Molten Salt reactors should be even safer than nuclear reactors which already have the lowest deaths per terawatt hour of any energy source. Molten salt reactors could be up to twenty times cheaper, they could eliminate nuclear waste (unburned fuel) and can be walkaway safe.

4. The Canadian provinces of New Brunswick, Ontario and Saskatchewan have agreed to collaborate on the development and deployment of small modular reactors (SMRs).

Canada created a small modular reactor (SMR) roadmap. Current nuclear power reactors are built to a certain scale (600-1400 megawatts of electricity, or MWe). Nuclear reactors can be much smaller.

5. France and Japan have signed an agreement to work together on fast neutron nuclear reactor development. In 2014, Japan and France agreed to work on the Astrid [Advanced Sodium Technological Reactor for Industrial Demonstration] program. France has operated three fast reactors since the 1960s, including Phenix, which operated from 1973 to 2009.

6. Russia awarded contract to build BREST fast neutron reactor. Siberian Chemical Combine (SCC) has awarded a RUB26.3 billion (USD412 million) contract to Titan-2 for the construction and installation works for the BREST-OD-300 lead-cooled fast neutron reactor facility at its site in Seversk, Russia

14 thoughts on “Nuclear Energy Advanced Reactor New Roundup”

  1. ‘Wouldn’t that be the same for every turbine in every power plant everywhere?’
    No – a reactor has one turbogenerator rated at a thousand or more megawatts, running all the time. It’s solidly anchored, weight is not an issue. No permanent magnets are needed. To put out as much power with wind you’d need probably 600 x five-megawatt turbines, running 30-40% of capacity. Each turbine is at the top of a tower taller than the statue of liberty, and has to pivot to follow the wind, so weight reduction is crucial. They use tons of copper per turbine, too, and need lots of connections to the grid, instead of one big switchyard. That’s led to a lot of sulfur hexafluoride leaking from all the new switchgear in Europe, equivalent to the emissions from about a million cars.

  2. Ordinary power stations (or even the alternator in your car) do not use permanent magnets. Permanent magnets with wind are an advantage because they can produce electricity at low speeds and eliminate the need for a gearbox.

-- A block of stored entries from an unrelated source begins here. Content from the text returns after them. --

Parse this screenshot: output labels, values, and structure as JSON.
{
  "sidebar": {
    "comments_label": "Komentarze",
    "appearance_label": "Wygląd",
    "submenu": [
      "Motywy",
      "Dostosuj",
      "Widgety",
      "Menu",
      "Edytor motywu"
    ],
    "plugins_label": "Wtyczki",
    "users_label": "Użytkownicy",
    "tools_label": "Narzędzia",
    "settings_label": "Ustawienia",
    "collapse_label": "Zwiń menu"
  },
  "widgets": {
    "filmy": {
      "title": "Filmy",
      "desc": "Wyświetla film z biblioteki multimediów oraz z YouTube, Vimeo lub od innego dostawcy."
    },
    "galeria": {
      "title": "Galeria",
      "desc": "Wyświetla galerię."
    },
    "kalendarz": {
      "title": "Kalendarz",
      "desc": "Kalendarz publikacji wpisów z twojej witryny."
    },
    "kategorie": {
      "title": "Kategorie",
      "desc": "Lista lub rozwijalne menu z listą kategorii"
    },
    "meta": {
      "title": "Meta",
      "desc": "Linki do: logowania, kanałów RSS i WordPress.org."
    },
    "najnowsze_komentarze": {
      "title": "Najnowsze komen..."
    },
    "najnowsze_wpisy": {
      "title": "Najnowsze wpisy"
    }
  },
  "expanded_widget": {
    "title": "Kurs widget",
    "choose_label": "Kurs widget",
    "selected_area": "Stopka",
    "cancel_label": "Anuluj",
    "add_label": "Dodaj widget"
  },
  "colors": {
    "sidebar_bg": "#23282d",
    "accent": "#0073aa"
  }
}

  3. With the sea water extraction, it certainly could be. And the amount of uranium mining needed for nuclear power isn’t all that huge, especially if we adopted breeders.

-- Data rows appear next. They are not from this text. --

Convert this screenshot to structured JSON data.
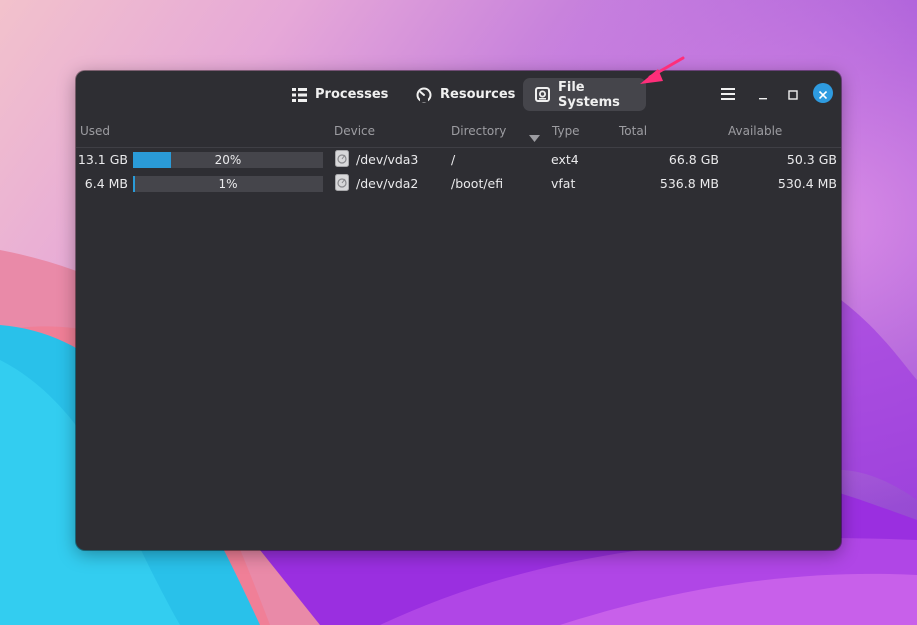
{
  "tabs": [
    {
      "label": "Processes",
      "icon": "list-icon"
    },
    {
      "label": "Resources",
      "icon": "gauge-icon"
    },
    {
      "label": "File Systems",
      "icon": "disk-icon",
      "active": true
    }
  ],
  "columns": {
    "used": "Used",
    "device": "Device",
    "directory": "Directory",
    "type": "Type",
    "total": "Total",
    "available": "Available"
  },
  "rows": [
    {
      "used": "13.1 GB",
      "percent_label": "20%",
      "percent": 20,
      "device": "/dev/vda3",
      "directory": "/",
      "type": "ext4",
      "total": "66.8 GB",
      "available": "50.3 GB"
    },
    {
      "used": "6.4 MB",
      "percent_label": "1%",
      "percent": 1,
      "device": "/dev/vda2",
      "directory": "/boot/efi",
      "type": "vfat",
      "total": "536.8 MB",
      "available": "530.4 MB"
    }
  ],
  "colors": {
    "accent": "#2a9bd8",
    "close": "#2e9be0",
    "window_bg": "#2e2e33",
    "arrow": "#ff2e7a"
  }
}
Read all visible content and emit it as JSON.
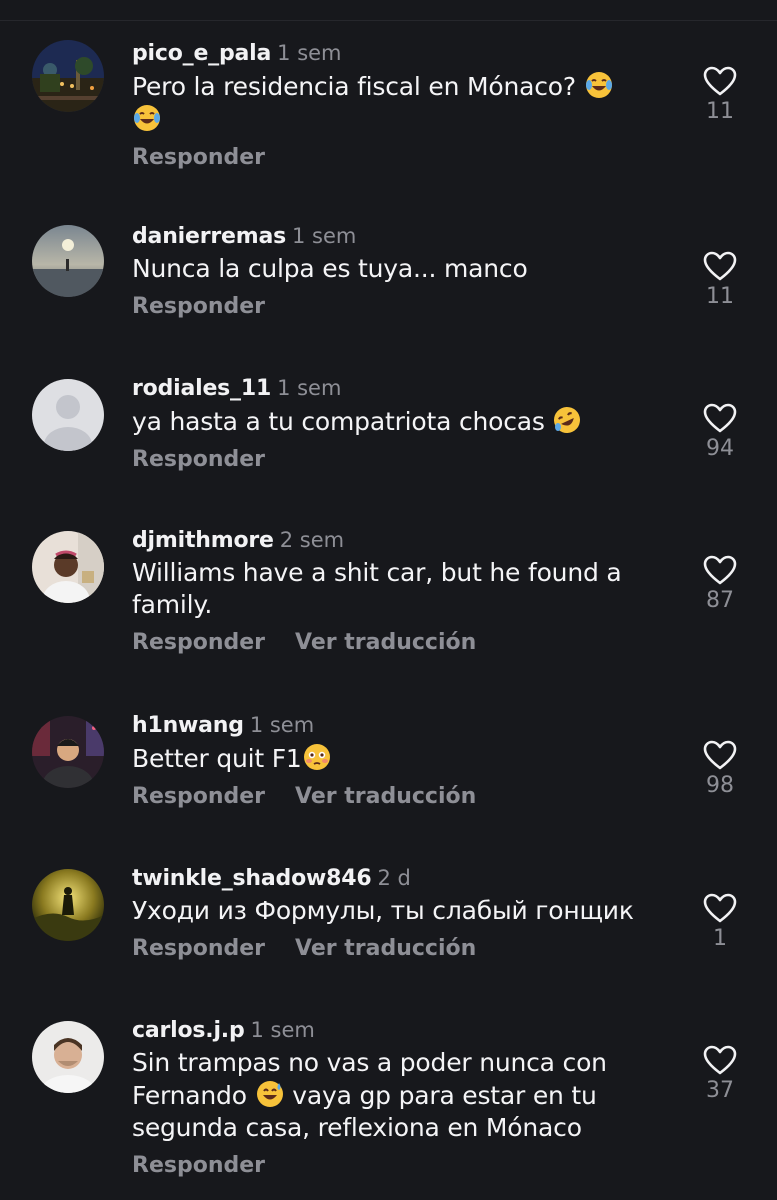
{
  "comments": [
    {
      "username": "pico_e_pala",
      "time": "1 sem",
      "text_lines": [
        "Pero la residencia fiscal en Mónaco? ",
        ""
      ],
      "emojis": [
        "face-with-tears-of-joy",
        "face-with-tears-of-joy"
      ],
      "reply_label": "Responder",
      "translate_label": "",
      "likes": "11"
    },
    {
      "username": "danierremas",
      "time": "1 sem",
      "text_lines": [
        "Nunca la culpa es tuya... manco"
      ],
      "reply_label": "Responder",
      "translate_label": "",
      "likes": "11"
    },
    {
      "username": "rodiales_11",
      "time": "1 sem",
      "text_lines": [
        "ya hasta a tu compatriota chocas "
      ],
      "emojis": [
        "rolling-on-the-floor-laughing"
      ],
      "reply_label": "Responder",
      "translate_label": "",
      "likes": "94"
    },
    {
      "username": "djmithmore",
      "time": "2 sem",
      "text_lines": [
        "Williams have a shit car, but he found a",
        "family."
      ],
      "reply_label": "Responder",
      "translate_label": "Ver traducción",
      "likes": "87"
    },
    {
      "username": "h1nwang",
      "time": "1 sem",
      "text_lines": [
        "Better quit F1"
      ],
      "emojis": [
        "flushed-face"
      ],
      "reply_label": "Responder",
      "translate_label": "Ver traducción",
      "likes": "98"
    },
    {
      "username": "twinkle_shadow846",
      "time": "2 d",
      "text_lines": [
        "Уходи из Формулы, ты слабый гонщик"
      ],
      "reply_label": "Responder",
      "translate_label": "Ver traducción",
      "likes": "1"
    },
    {
      "username": "carlos.j.p",
      "time": "1 sem",
      "text_lines": [
        "Sin trampas no vas a poder nunca con",
        "Fernando ",
        " vaya gp para estar en tu",
        "segunda casa, reflexiona en Mónaco"
      ],
      "emojis": [
        "grinning-face-with-sweat"
      ],
      "reply_label": "Responder",
      "translate_label": "",
      "likes": "37"
    }
  ],
  "colors": {
    "background": "#17181c",
    "text": "#f4f4f6",
    "secondary": "#8e8f96"
  },
  "icons": {
    "like": "heart-outline-icon",
    "emoji_joy": "face-with-tears-of-joy",
    "emoji_rofl": "rolling-on-the-floor-laughing",
    "emoji_flushed": "flushed-face",
    "emoji_sweat": "grinning-face-with-sweat"
  }
}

  4. Deforestation isn’t “contamination”, as such. But you’d be hard put to argue that a coal ash spill wasn’t.

  5. Re wind, I’m guessing that’s for the magnets of the turbine. Wouldn’t that be the same for every turbine in every power plant everywhere?

    The only thing generating power without turbines is photovoltaics, but those need some mineral extraction too, for the photo cells. Then there’s all the battery chemicals to balance solar and wind. Can add those to your list too.

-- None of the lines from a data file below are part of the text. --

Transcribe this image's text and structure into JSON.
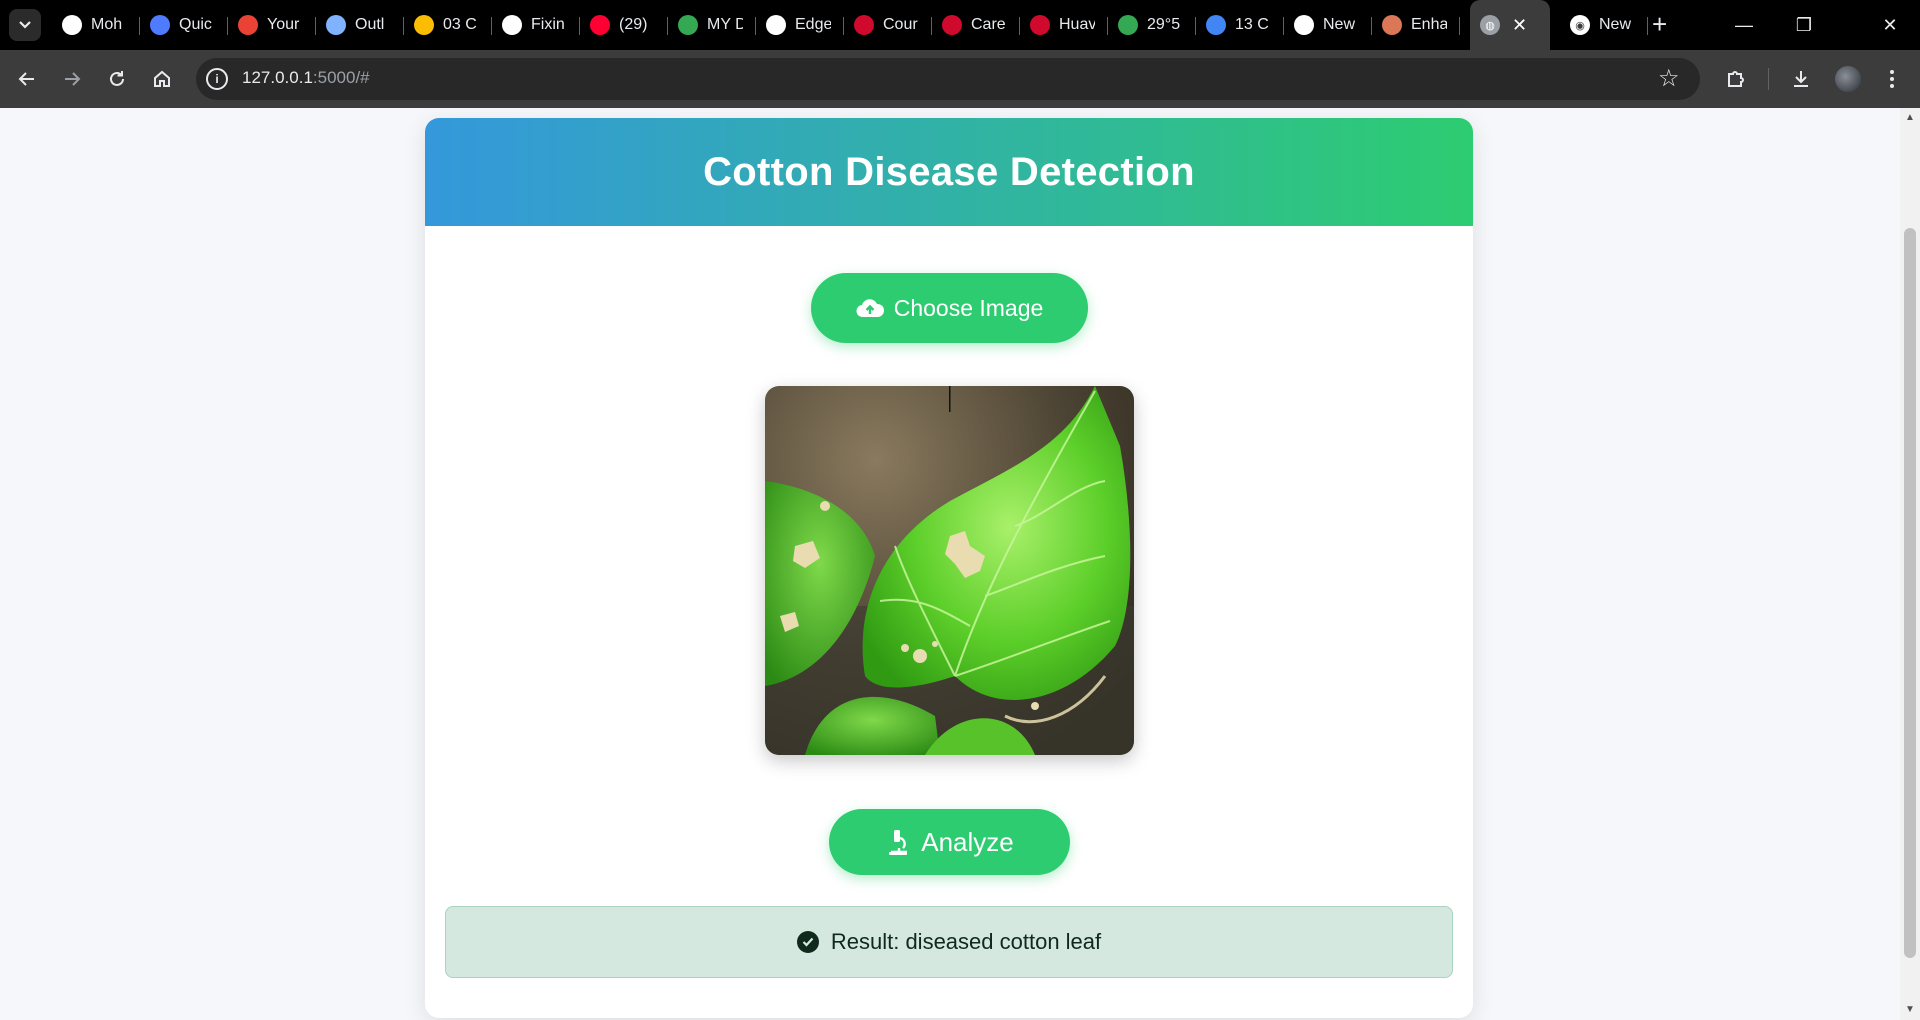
{
  "browser": {
    "tabs": [
      {
        "label": "Moh",
        "icon": "github-icon",
        "color": "#ffffff"
      },
      {
        "label": "Quic",
        "icon": "quickshare-icon",
        "color": "#4f7cff"
      },
      {
        "label": "Your",
        "icon": "gmail-icon",
        "color": "#ea4335"
      },
      {
        "label": "Outl",
        "icon": "copilot-icon",
        "color": "#7fb3ff"
      },
      {
        "label": "03 C",
        "icon": "drive-icon",
        "color": "#fbbc04"
      },
      {
        "label": "Fixin",
        "icon": "chatgpt-icon",
        "color": "#ffffff"
      },
      {
        "label": "(29)",
        "icon": "youtube-icon",
        "color": "#ff0033"
      },
      {
        "label": "MY D",
        "icon": "drive-icon",
        "color": "#34a853"
      },
      {
        "label": "Edge",
        "icon": "chatgpt-icon",
        "color": "#ffffff"
      },
      {
        "label": "Cour",
        "icon": "huawei-icon",
        "color": "#cf0a2c"
      },
      {
        "label": "Care",
        "icon": "huawei-icon",
        "color": "#cf0a2c"
      },
      {
        "label": "Huav",
        "icon": "huawei-icon",
        "color": "#cf0a2c"
      },
      {
        "label": "29°5",
        "icon": "maps-pin-icon",
        "color": "#34a853"
      },
      {
        "label": "13 C",
        "icon": "drive-icon",
        "color": "#4285f4"
      },
      {
        "label": "New",
        "icon": "github-icon",
        "color": "#ffffff"
      },
      {
        "label": "Enha",
        "icon": "claude-icon",
        "color": "#d97757"
      }
    ],
    "active_tab_close": "✕",
    "last_tab": {
      "label": "New",
      "icon": "chrome-icon"
    },
    "url_host": "127.0.0.1",
    "url_rest": ":5000/#"
  },
  "app": {
    "title": "Cotton Disease Detection",
    "choose_label": "Choose Image",
    "analyze_label": "Analyze",
    "result_text": "Result: diseased cotton leaf",
    "accent_color": "#2ecc71",
    "header_gradient": [
      "#3498db",
      "#2ecc71"
    ],
    "result_bg": "#d4e8df"
  }
}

    Coal and oil have extraction-associated land damage too. That should push them further up the list. And don’t forget the frequent oil spills.

    But to be fair, uranium extraction isn’t benign either.

  6. They’ve done a lot of work on reprocessing – Koreans were involved with the USA’s Experimental Breeder Reactor II, and have plans for a sodium fast reactor. Unfortunately their current president wants to ban all new reactor construction, and phase out the ones working now. They eventually reached an agreement to finish the ones already under construction but not start any more. With policies like that in the home country, it’s hard to make a case for exporting reactors.

  7. Contamination is tricky. Do you want to measure land rendered uninhabitable, land whose value is reduced by contamination, or how many years of potential life are lost due to people living on the land?

  8. Coal. Fly ash and acid rain.
    Biomass. Mo more forests.
    Wind. Messy, messy rare earth extraction in China.
    Oil. Remember when Saddam Hussein blacked out the skies of Kuwait by blowing up all their oil wells and letting them burn for a year?

  9. Congratulations to S Korea. I hope they have given consideration to fuel reprocessing. I’m looking forward to read about new reprocessing techniques.